Title: Strength to Hold and Not Succumb
Summary: Temptation, thy name is ease and utility. (And ignorance of consequence.)
The thing about having access to magic is the temptation to do something with it. (In fact, it bears a remarkable similarity to treatise on absolute power. A power everyone knows the Winton's have never, and will never possess. That's the thing about facts that everyone knows.)

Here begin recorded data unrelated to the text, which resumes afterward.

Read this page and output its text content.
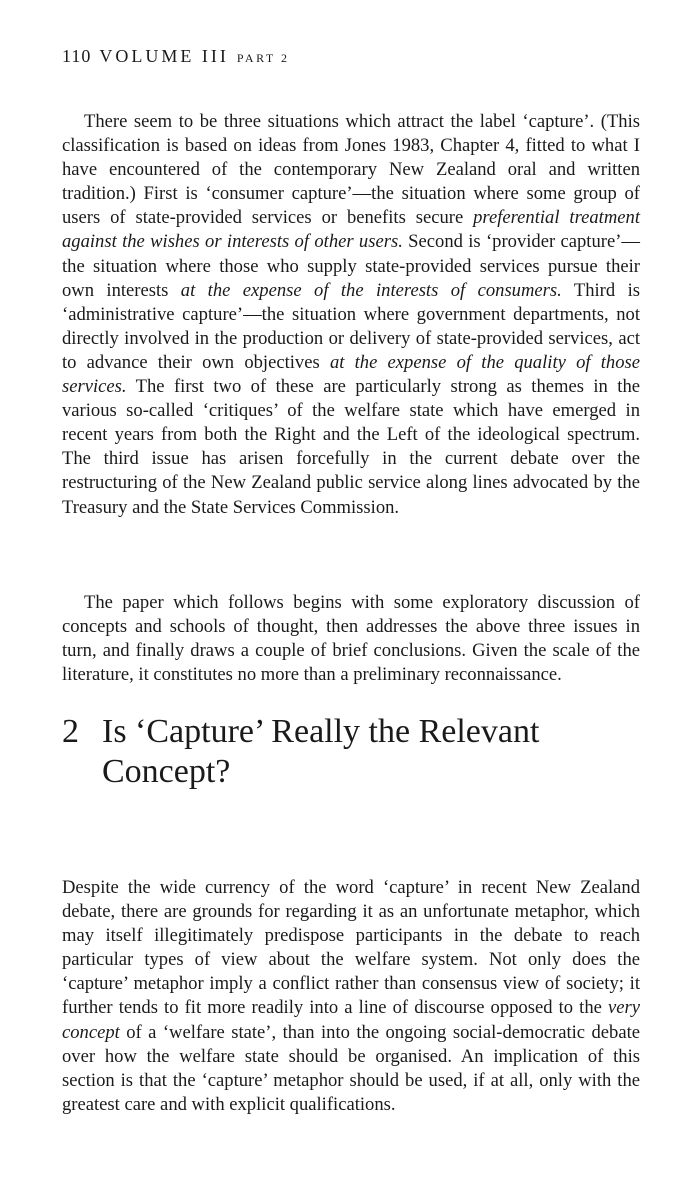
110 VOLUME III PART 2

There seem to be three situations which attract the label ‘capture’. (This classification is based on ideas from Jones 1983, Chapter 4, fitted to what I have encountered of the contemporary New Zealand oral and written tradition.) First is ‘consumer capture’—the situation where some group of users of state-provided services or benefits secure preferential treatment against the wishes or interests of other users. Second is ‘provider capture’—the situation where those who supply state-provided services pursue their own interests at the expense of the interests of consumers. Third is ‘administrative capture’—the situation where government departments, not directly involved in the production or delivery of state-provided services, act to advance their own objectives at the expense of the quality of those services. The first two of these are particularly strong as themes in the various so-called ‘critiques’ of the welfare state which have emerged in recent years from both the Right and the Left of the ideological spectrum. The third issue has arisen forcefully in the current debate over the restructuring of the New Zealand public service along lines advocated by the Treasury and the State Services Commission.

The paper which follows begins with some exploratory discussion of concepts and schools of thought, then addresses the above three issues in turn, and finally draws a couple of brief conclusions. Given the scale of the literature, it constitutes no more than a preliminary reconnaissance.

2 Is ‘Capture’ Really the Relevant Concept?

Despite the wide currency of the word ‘capture’ in recent New Zealand debate, there are grounds for regarding it as an unfortunate metaphor, which may itself illegitimately predispose participants in the debate to reach particular types of view about the welfare system. Not only does the ‘capture’ metaphor imply a conflict rather than consensus view of society; it further tends to fit more readily into a line of discourse opposed to the very concept of a ‘welfare state’, than into the ongoing social-democratic debate over how the welfare state should be organised. An implication of this section is that the ‘capture’ metaphor should be used, if at all, only with the greatest care and with explicit qualifications.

And Beth is tempted. Horribly, at times, and at others because it would be so much easier than holding onto her own temper by sheer force of will. As is the case when her son is born, and sooner than that, when his existence is revealed – oh, not universally negative, in fact the reception is rather positive, but there are those who will have their opinions, common courtesies be damned – and periodically when the call goes out for her to find a consort. All with the best of intentions, of course.
She does not succumb. Ellen gets a workout, when it is feasible; her aunt is driven to near distraction, and the budget for massages and other cravings doubles for the duration, but she does not succumb. To any of her desires.
(A side effect of her displacement: she gains a reputation as a patron of the smaller confectionery producers in Landing to match her father's championship of the navy. It was not her intention, but once gained she finds no fault in it. It is part of the Monarchs duty to support her subjects businesses, after all. Even if it is a less fearsome reputation, she is a young Queen yet. And her subjects love her.)
She knows consequences too well now for that. She wonders if she would make the same deal again. If anything less would have sufficed. If magic could change the past. She wonders how high the price for that would be.
And sometimes, when more pessimistic reports are heard week by week, she wonders if she had asked for enough.